Your number of ~400 mV/m at 1 km for 1 kW radiated from WJR's 195-degree stick leads to an RMS of 2828 mV/m at 1 km for 50 kW of applied power, compared to WWJ's daytime RMS of 2513 mV/m for 50 kW of applied power to its array. This difference is mostly related to the fractional wavelength heights of the radiators involved.

And of course, even though the peak, daytime ERP of WWJ is many times greater than that of WJR, the 2 mV/m groundwave contours of both these stations in the direction of WWJ's peak ERP both fall at nearly the same physical location -- which demonstrates that raw ERP may not always "scorch the market" quite as impressively as first thought.

//
 
I understood that at 500kw, WLW interfered with WOR and had to install a directional antenna. It was noted that the amount of signal in the null was 50kw! I never heard anything about Toronto.
 
semoochie said:
I understood that at 500kw, WLW interfered with WOR and had to install a directional antenna. It was noted that the amount of signal in the null was 50kw! I never heard anything about Toronto.

There could easily have been interference to WOR but I have seen a crude polar plot of the pattern. The radiation minimum was toward the northeast--toward Toronto. Was the minimum equivalent to 50 kW? Possibly; I don't recall whether it was more or less than that. MW DA technology was in its infancy back when the WLW array was built. I think that if today's technology could have been used, a design with the same objectives would have resulted in a considerably different implementation.
 
Speaking of 500KW, if I had my way, I'd petition the FCC to move 90% of the AM stations to a new FM digital band, simulcasting for 3 years, then the only stations left on AM for the most part would be 500KW - 750KW AM "Super Stations" with true clear channels once again, 20KHz spacing minimum, using single omni towers, analog audio bandwidth of 20KHz, and they could actually play music again! They would maintain analog so as to be useful for national emergencies and maximum compatability with the hundreds of millions of analog AM receivers out there. No DA required! I could even see SiriusXM putting some on the air as an advertising 'barker' channel rotating the playing of one of their channels everyday as an advertisement.

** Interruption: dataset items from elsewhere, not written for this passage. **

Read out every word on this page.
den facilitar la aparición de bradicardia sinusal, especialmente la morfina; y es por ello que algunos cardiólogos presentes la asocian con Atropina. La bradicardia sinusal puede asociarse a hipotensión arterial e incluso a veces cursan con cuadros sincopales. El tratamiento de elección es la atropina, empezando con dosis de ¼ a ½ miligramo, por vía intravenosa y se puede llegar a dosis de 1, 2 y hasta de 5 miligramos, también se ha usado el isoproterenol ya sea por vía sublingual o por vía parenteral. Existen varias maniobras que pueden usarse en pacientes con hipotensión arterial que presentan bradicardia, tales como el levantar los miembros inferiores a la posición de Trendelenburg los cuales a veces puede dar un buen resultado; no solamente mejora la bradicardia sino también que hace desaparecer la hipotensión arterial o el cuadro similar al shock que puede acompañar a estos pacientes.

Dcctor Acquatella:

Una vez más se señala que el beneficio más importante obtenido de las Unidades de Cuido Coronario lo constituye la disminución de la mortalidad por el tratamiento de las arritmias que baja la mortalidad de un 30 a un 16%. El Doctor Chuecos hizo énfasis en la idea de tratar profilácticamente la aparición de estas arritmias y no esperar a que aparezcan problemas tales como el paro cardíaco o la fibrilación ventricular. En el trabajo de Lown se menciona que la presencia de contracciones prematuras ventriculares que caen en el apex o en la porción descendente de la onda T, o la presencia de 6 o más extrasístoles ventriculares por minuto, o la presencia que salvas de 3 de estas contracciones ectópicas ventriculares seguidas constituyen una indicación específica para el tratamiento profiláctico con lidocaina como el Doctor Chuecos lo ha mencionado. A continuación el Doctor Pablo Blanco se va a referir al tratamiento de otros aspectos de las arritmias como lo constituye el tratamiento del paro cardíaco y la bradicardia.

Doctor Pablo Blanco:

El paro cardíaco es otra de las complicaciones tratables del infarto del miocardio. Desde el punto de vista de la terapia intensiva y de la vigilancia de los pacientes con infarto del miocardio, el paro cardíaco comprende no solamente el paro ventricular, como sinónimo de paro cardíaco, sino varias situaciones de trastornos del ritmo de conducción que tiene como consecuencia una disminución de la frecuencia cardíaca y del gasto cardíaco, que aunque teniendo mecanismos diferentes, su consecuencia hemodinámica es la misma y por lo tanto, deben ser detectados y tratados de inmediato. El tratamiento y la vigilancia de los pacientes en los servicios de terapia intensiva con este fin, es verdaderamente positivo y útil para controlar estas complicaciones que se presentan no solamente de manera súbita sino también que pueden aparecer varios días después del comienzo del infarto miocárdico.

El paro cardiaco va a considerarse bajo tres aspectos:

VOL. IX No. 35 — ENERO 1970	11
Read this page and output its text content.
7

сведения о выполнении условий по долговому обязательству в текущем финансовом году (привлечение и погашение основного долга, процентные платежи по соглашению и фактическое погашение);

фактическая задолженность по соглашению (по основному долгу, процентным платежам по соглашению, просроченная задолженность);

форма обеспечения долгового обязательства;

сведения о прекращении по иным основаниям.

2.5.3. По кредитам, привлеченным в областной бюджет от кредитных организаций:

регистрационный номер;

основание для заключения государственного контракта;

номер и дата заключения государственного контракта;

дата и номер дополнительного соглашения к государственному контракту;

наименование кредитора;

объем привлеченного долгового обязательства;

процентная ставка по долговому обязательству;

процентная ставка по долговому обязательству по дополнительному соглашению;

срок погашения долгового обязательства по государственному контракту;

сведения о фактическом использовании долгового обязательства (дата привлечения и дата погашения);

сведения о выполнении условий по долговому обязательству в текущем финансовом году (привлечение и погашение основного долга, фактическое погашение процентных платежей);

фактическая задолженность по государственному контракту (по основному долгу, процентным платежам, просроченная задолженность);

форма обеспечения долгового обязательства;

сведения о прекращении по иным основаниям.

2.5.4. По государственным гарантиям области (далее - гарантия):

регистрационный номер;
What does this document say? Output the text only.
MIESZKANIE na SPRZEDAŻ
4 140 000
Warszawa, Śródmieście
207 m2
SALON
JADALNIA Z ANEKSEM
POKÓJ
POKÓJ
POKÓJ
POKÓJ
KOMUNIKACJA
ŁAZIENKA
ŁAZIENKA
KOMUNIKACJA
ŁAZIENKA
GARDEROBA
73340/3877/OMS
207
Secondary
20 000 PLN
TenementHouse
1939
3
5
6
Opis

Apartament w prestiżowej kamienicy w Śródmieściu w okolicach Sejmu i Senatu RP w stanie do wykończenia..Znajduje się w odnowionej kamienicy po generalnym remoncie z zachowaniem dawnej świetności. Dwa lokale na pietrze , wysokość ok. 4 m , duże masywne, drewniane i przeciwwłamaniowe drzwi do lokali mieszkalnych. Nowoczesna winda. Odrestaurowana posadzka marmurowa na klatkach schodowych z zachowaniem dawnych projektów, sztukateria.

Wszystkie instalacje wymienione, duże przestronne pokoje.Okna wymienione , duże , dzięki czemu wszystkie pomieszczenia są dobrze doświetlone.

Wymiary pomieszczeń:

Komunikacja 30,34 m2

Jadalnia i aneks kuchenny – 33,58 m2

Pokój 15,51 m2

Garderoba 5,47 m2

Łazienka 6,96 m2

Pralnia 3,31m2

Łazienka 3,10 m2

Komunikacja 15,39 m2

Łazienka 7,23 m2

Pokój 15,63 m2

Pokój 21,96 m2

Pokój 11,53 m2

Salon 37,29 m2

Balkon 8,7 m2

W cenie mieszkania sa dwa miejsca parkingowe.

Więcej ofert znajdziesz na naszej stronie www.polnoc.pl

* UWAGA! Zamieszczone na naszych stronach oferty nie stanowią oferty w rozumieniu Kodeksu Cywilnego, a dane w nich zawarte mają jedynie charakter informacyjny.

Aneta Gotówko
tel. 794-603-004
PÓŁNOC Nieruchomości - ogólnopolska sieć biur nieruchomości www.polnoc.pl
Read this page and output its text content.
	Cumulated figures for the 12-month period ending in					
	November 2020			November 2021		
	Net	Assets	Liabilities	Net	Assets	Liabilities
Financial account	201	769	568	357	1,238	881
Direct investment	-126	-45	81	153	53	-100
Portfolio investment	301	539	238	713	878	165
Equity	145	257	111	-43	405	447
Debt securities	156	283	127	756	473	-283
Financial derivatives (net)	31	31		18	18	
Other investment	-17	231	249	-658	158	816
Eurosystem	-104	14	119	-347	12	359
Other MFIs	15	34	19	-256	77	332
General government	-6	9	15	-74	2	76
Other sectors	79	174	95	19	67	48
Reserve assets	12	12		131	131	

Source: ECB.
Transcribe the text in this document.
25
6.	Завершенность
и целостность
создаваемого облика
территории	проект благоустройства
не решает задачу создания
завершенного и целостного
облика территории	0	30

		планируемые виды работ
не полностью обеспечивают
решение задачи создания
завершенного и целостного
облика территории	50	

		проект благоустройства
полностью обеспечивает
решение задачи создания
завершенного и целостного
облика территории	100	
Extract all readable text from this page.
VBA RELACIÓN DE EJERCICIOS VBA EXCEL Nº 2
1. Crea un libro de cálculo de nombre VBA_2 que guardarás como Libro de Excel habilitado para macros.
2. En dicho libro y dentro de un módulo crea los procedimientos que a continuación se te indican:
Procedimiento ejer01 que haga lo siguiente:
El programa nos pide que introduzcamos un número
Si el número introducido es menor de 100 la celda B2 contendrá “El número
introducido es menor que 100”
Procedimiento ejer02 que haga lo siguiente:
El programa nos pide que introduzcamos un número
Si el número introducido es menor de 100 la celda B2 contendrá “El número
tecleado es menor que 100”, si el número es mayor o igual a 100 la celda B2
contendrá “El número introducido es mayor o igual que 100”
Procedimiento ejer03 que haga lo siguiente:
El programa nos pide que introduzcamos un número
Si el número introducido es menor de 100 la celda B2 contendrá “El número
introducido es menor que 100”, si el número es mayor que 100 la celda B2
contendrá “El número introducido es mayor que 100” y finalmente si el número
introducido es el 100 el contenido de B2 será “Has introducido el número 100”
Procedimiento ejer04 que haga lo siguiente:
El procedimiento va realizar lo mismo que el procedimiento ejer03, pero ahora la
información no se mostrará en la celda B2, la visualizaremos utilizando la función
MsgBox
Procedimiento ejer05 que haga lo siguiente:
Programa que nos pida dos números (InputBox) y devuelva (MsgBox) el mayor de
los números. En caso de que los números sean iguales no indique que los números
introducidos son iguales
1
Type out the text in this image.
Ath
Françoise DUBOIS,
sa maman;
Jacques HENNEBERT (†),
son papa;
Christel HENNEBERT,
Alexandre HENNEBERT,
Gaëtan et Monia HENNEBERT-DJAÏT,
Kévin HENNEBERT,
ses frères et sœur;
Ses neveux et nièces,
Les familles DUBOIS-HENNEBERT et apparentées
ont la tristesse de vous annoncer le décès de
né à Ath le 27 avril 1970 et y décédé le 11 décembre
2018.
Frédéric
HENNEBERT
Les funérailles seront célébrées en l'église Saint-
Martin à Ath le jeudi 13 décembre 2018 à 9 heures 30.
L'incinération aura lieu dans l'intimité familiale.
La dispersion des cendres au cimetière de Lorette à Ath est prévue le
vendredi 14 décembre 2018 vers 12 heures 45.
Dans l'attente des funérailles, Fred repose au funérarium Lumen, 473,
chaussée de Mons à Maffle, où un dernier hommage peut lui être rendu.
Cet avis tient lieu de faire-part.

...End of dreamworld, back to reality....
 
JohnnyElectron said:
Speaking of 500KW, if I had my way, I'd petition the FCC to move 90% of the AM stations to a new FM digital band, simulcasting for 3 years, then the only stations left on AM for the most part would be 500KW - 750KW AM "Super Stations" with true clear channels once again, 20KHz spacing minimum, using single omni towers, analog audio bandwidth of 20KHz, and they could actually play music again!

If the receiver manufacturers who want you to spend $200 for an HD radio would build high-quality analog AM/FM receivers whose circuit design, component cost, manufacturing cost, and performance justified a $200 selling price, AM would sound just great! However, for decades, the conventional wisdom has been that the public will not pay for such receivers. I don't get it. From what I've read, no manufacturer has yet shipped an HD radio that performs acceptably on the AM band. Why do the manufacturers think the public will spend $200 a copy for HD radios that simply don't perform acceptably on the AM band but won't spend the same amount (or somewhat less) for great sounding analog receivers with good sensitivity, selectivity, sound quality, interference rejection, and immunity from overloading on strong signals on both bands.